Senator Charles J. Fuschillo, Jr. (R-Merrick), Chairman of the Senate’s Transportation Committee, today announced that the committee has approved several measures to help strengthen the state’s DWI laws.
Senator Fuschillo, who sponsored the anti-DWI measures, said “Drunk drivers endanger innocent lives every time they choose to get behind the wheel. Giving law enforcement greater tools to catch and prosecute drunk drivers will help make our roads safer for everyone.”
The anti-DWI legislation approved by the committee would:
* Require mandatory jail sentences for repeat DWI offenders (S2597).
Currently, individuals arrested for a repeat DWI offense face class E or D felony charges punishable by up to four or seven years in jail and/or a fine between $1,000-$5,000 or $2,000-$10,000. However, they are not required to spend any time in prison under current law; judges have the discretion to sentence these repeat offenders to only a fine or a fine and community service.
The new sentences under the legislation would be as follows:
- Drunk drivers convicted of two DWI crimes within ten years would be guilty of a Class E felony, face up to four years in jail and/or a fine between $1,000-$5,000, and receive a mandatory minimum jail sentence of 30 days.
- Drunk drivers with three or more DWI convictions within ten years would be guilty of a class D felony, face up to seven years in jail and/or a fine between $2,000-$10,000, and receive a mandatory minimum 90 day jail sentence.

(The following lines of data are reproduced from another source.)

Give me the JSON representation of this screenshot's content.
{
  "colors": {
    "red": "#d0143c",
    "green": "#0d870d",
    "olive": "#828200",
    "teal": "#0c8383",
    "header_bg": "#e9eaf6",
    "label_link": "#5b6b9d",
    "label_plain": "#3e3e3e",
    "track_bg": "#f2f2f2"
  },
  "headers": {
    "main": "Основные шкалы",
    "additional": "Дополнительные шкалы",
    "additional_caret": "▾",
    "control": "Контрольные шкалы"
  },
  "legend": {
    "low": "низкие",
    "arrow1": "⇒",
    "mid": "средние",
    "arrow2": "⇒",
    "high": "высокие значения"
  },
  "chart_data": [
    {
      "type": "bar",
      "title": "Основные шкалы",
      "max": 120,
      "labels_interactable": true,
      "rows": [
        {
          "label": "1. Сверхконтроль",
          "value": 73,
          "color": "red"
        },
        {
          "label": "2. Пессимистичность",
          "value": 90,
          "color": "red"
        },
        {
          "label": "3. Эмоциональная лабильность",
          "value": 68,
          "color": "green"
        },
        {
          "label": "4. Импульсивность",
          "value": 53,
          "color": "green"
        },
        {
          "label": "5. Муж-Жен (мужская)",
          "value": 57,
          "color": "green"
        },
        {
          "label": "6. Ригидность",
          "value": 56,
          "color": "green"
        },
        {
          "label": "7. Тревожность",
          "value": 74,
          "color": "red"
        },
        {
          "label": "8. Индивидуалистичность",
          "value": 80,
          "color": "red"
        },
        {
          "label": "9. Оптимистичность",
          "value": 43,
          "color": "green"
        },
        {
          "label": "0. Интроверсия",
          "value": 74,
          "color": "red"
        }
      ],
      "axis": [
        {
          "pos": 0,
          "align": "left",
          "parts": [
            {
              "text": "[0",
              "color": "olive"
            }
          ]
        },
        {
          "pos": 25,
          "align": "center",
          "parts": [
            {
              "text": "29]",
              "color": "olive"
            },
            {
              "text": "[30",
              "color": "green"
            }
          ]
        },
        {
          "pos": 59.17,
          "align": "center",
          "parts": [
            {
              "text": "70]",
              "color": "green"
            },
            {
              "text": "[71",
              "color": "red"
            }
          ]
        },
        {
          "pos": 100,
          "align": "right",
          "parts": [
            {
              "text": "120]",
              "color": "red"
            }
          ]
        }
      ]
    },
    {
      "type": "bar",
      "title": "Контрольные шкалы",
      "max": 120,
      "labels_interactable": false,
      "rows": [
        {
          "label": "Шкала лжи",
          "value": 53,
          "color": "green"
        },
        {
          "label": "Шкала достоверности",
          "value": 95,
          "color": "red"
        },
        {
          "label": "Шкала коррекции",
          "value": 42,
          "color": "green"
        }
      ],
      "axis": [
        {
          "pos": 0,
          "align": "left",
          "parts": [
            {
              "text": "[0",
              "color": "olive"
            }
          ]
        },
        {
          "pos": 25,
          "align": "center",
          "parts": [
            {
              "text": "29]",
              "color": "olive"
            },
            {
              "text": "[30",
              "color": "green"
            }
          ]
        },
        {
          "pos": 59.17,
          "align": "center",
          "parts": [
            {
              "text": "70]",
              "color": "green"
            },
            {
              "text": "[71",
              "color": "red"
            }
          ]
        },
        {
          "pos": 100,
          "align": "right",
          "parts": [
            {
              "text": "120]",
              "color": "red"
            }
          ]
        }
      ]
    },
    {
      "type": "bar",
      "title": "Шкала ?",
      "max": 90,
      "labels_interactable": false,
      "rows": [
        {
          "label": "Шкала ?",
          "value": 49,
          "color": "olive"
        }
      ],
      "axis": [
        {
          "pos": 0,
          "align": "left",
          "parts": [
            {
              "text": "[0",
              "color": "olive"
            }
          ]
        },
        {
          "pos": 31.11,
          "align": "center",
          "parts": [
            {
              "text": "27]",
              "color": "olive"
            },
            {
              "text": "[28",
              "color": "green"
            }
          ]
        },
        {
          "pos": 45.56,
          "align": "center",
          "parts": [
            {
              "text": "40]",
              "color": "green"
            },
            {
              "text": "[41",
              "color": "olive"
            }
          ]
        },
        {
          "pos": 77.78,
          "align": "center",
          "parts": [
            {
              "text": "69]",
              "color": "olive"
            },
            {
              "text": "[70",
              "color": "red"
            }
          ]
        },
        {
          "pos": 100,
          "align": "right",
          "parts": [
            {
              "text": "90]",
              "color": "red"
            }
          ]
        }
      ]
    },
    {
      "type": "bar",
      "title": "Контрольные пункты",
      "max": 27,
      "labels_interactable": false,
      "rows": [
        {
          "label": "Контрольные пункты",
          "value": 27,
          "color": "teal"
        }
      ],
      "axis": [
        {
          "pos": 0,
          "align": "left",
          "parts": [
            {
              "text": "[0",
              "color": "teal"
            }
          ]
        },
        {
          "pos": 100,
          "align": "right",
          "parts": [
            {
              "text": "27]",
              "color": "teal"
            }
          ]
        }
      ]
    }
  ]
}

- Drunk drivers convicted of two aggravated DWI crimes (.18 BAC or higher) within ten years would be guilty of a Class E felony, face up to four years in jail and/or a fine between $1,000-$5,000, and receive a mandatory minimum jail sentence of 180 days.
- Drunk drivers convicted of three or more aggravated DWI crimes (.18 BAC or higher) within ten years would be guilty of a class D felony, face up to seven years in jail and/or a fine between $2,000-$10,000, and receive a mandatory minimum 1 year jail sentence.
* Create class E felony charges for those caught driving under the influence with a conditional license. The legislation would close a loophole in current law which allows these individuals to face only a traffic infraction instead of the felony charges they would face if they were caught driving with a suspended or revoked license (S4177).
* Allow law enforcement to seek court orders to compel compliance when suspected drunk drivers refuse to submit to chemical intoxication tests. This would help prevent drunk drivers from escaping prosecution for DWI crimes. Chemical tests, such as blood, breath, and urine tests, are used to determine a suspected drunk driver’s level of intoxication and are a crucial piece of evidence used in a trial to prosecute drunk drivers for their crimes. However, current law allows many drunk drivers to refuse the test and face a temporary license suspension and a fine instead of being convicted of a DWI offense (S3768B).
In addition, the Committee also approved legislation which would:
* Create misdemeanor charges for individuals who leave a child under the age of 8 years old unattended in a car in conditions that pose a serious risk to the child’s health and safety (S2192A, Sen. Saland).
* Create mandatory license suspensions for young drivers with junior’s licenses who are caught driving outside the restrictions of their license. This would create a greater incentive for young drivers to follow the terms and conditions of the junior’s license (S3225, Sen. Ranzenhoffer).
* Allow police officers to have routine access to DMV driver license photo images when performing their duties. Currently, police officers have digital access to an individual’s driving record, as well as the physical description listed on that person’s driver’s license (sex, height, eye color, and birth date) when they are in the field performing their duties. However, they do not have routine access to that individual’s driver license photo, eliminating a major resource which can help them verify someone’s identity (S4070, Sen. Fuschillo).